11 de outubro: dia internacional da menina

 

Meninas e a leitura

Cristina Maria Rosa

 

 

Livros para meninas?

Há livros que educam meninas? Há literatura produzida para emancipar meninas? O que é uma menina?

Para a escritora Fernanda, 15 anos, “menina é o símbolo da inocência, da ingenuidade, longe de pensamentos machistas, em que meninas são criaturas mais fracas e sua inocência vem do não saber as coisas”. Para ela, “meninas lembram beleza, luz, tudo de mais lindo que o mundo traz. E com certeza, a sabedoria e a inteligência”.

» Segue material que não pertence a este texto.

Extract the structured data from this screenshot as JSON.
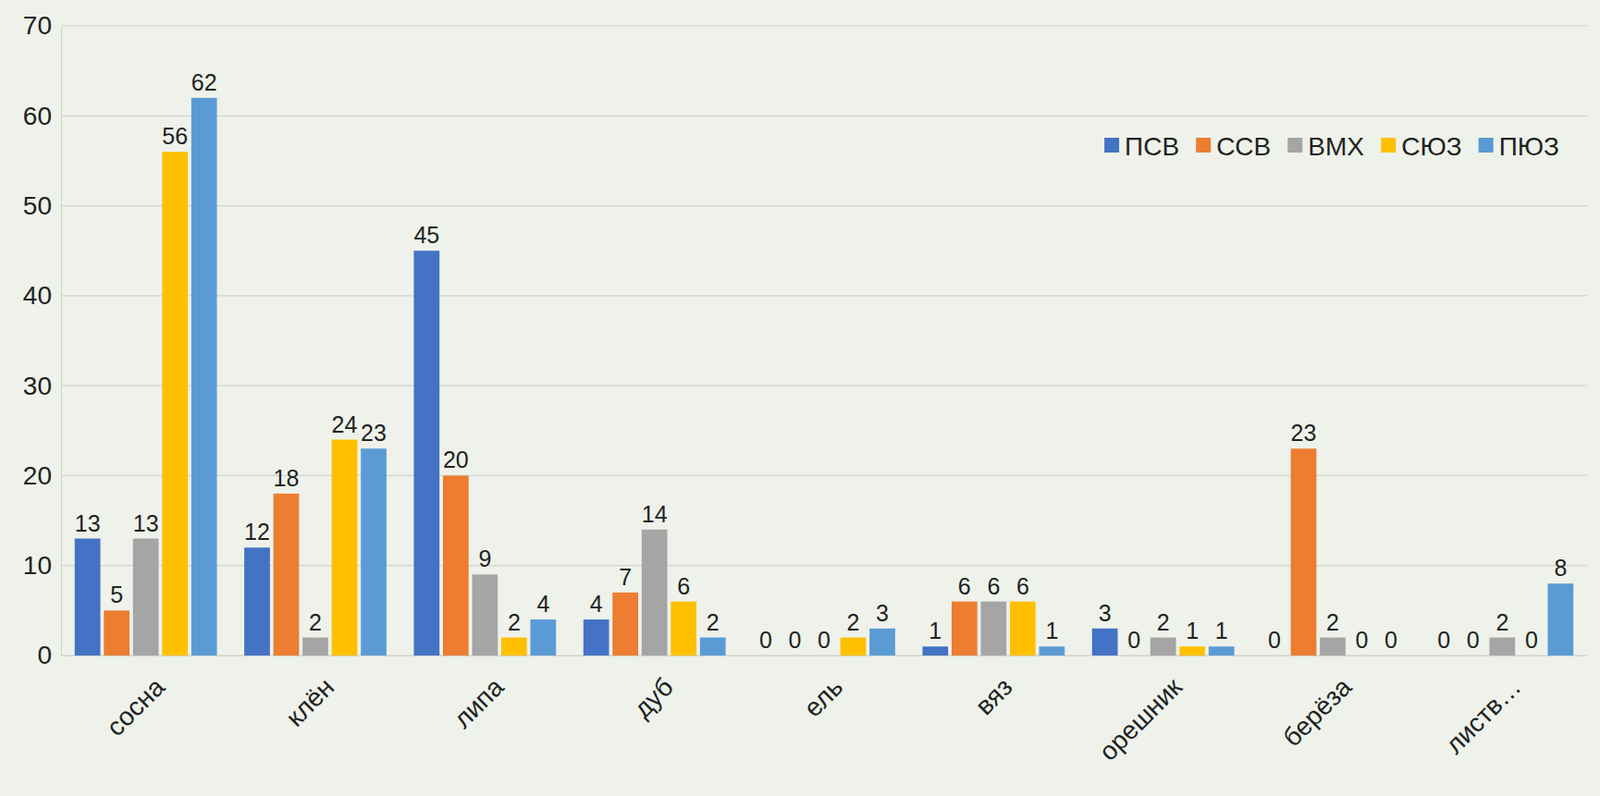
{
  "chart_data": {
    "type": "bar",
    "categories": [
      "сосна",
      "клён",
      "липа",
      "дуб",
      "ель",
      "вяз",
      "орешник",
      "берёза",
      "листв…"
    ],
    "series": [
      {
        "name": "ПСВ",
        "color": "#4472c4",
        "values": [
          13,
          12,
          45,
          4,
          0,
          1,
          3,
          0,
          0
        ]
      },
      {
        "name": "ССВ",
        "color": "#ed7d31",
        "values": [
          5,
          18,
          20,
          7,
          0,
          6,
          0,
          23,
          0
        ]
      },
      {
        "name": "ВМХ",
        "color": "#a5a5a5",
        "values": [
          13,
          2,
          9,
          14,
          0,
          6,
          2,
          2,
          2
        ]
      },
      {
        "name": "СЮЗ",
        "color": "#ffc000",
        "values": [
          56,
          24,
          2,
          6,
          2,
          6,
          1,
          0,
          0
        ]
      },
      {
        "name": "ПЮЗ",
        "color": "#5b9bd5",
        "values": [
          62,
          23,
          4,
          2,
          3,
          1,
          1,
          0,
          8
        ]
      }
    ],
    "ylim": [
      0,
      70
    ],
    "yticks": [
      0,
      10,
      20,
      30,
      40,
      50,
      60,
      70
    ],
    "grid": true,
    "legend": "top-right",
    "data_labels": true
  }
}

Para uma estudante de Pedagogia de 34 anos, “menina é a definição, em nossa cultura, para a criança que nasce com o sexo feminino. É uma expressão usada para diferenciar menina de menino, baseada no formato das partes íntimas, vagina e pênis. É o mesmo que guria, para nós gaúchos. Após certa idade – indefinida, pois não se sabe quando começamos nos chamar mulher – deixamos de sermos meninas e passamos a ser mulheres. Nascemos mulheres, por causa da definição biológica. Para suavizar a carga e adoçar, chamamos "meninas" as crianças do sexo feminino. Muitas mulheres adultas são chamadas de meninas. Em qualquer idade. E muitas acham difícil ser chamadas de mulheres, pela carga que este nome tem, às vezes, pejorativo. Menina adoça, mas, queremos ser doces pelo restos de nossas vidas? Acredito que a resposta venha de outra pergunta: Queremos ser amargas pelo resto de nossas vidas?”.                     

Observando...

Observando essas duas considerações diante de tantas outras que recebi após uma pesquisa informal, retorno à pergunta: Há livros endereçados para meninas? Neste caso, o que os aproximam, o que os tornam imprescindíveis?

Narrando mulheres

Anteriormente à profusão de títulos que, desde os anos 80 vêm sendo produzidos com a proposição de abordar a educação de crianças com mais delicadeza, criatividade, pertencimento, gentileza, alguns de nossos autores já se debatiam com a figura feminina. Um deles, João Simões Lopes Neto que, há 100 anos, mostrou-se estarrecido com a fúria amorosa e destruidora de Tudinha, em “O negro Bonifácio”. Outro, Erico Verissimo, um interiorano soterrado pela exuberante adolescência e o inevitável nascimento da vida adulta em “Clarissa”. O último, Mário Quintana, inconforme com o poder de escolha das mulheres em “As três moças de encruzilhada”.

Sim.

Três autores.

Três homens.

Três vozes.

Passados esses primeiros tempos, narradas essas meninas, mocinhas e até velhotas, a literatura passa a oferecer indícios de que às mulheres – e às meninas, também – restava pensar. Não que isso – pensar – ainda não houvesse sido sugerido, tematizado. Le petit Chaperon Rouge, conto de fadas de origem européia publicado pela primeira vez em 1697, pelo francês Charles Perrault, é um recado à infância e às meninas: os lobos existem, eles são perigosos, eles se disfarçam, eles matam.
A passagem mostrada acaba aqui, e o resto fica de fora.